Investigating the Deformation of Slow Moving Landslides in the Northern Appennines of Italy with Differential Interferometry (InSAR)

The present work addresses different aspects of the analysis of landslide motion in the Northern Apennines of Italy by means of spaceborn radar interferometry (InSAR). Datasets from the satellite systems Envisat, COSMO SkyMed and Sentinel 1A were processed with different open source packages in order to assess technical issues related to different InSAR processing techniques and to obtain precise deformation measurements. One particular technical issue was the influence of the external digital elevation model, that is used to calculate and subtract the topographic phase, on final PS-InSAR and SBAS-results (chapter 3). It is common that different digital elevation models are available for a study area and often differences in final PS-InSAR/SBAS results can be observed.

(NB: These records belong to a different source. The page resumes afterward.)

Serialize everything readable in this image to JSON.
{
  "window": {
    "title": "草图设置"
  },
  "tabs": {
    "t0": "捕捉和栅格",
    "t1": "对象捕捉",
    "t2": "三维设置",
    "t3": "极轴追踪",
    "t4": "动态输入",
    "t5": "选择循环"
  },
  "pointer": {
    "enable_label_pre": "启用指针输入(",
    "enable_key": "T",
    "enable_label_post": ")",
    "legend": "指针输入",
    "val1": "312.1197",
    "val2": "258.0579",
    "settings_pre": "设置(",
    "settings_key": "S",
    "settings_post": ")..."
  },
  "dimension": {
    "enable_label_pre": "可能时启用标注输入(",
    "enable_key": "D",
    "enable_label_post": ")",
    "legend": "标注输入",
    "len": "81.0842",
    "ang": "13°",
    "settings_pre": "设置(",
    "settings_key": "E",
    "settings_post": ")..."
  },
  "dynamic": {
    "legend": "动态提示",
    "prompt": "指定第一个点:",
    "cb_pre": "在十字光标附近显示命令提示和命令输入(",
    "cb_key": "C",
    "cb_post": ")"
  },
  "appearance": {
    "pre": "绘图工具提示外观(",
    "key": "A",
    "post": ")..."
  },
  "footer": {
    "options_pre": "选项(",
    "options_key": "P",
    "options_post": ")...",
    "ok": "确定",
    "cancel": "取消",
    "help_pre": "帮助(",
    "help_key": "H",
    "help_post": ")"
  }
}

Due to the high landslide density in Northern Apennines, slope instabilities often interfere with man made structures. The case of Ripoli and Santa Maria Maddalena, South of Bologna, show in an interesting way this interaction between human activity and landslide deformation (chapter 4). Here, a double road tunnel was excavated under a slope that hosts several old deep seated landslides. Soon after excavation started in 2011 first deformations and damages on buildings were registered. InSAR derived deformation measurements document the landslide acceleration during the construction phase and show a decrease in displacement rates after the construction ceased. During the years 2013 and 2014 Northern Italy was struck by long enduring persistent rainfalls that caused numerous landslide reactivations. InSAR datasets were used to assess kinematics of 25 landslides during the years 2013 and 2015, hosted either by chaotic clay shales or pelitic turbidites (chapter 5). Deformation responses to precipitation were analysed in detail for eight selected cases, four of which are located in turbidites and four that are hosted by chaotic clay shales. Different deformation responses were discussed in relation to precipitation, morphology and landslide material.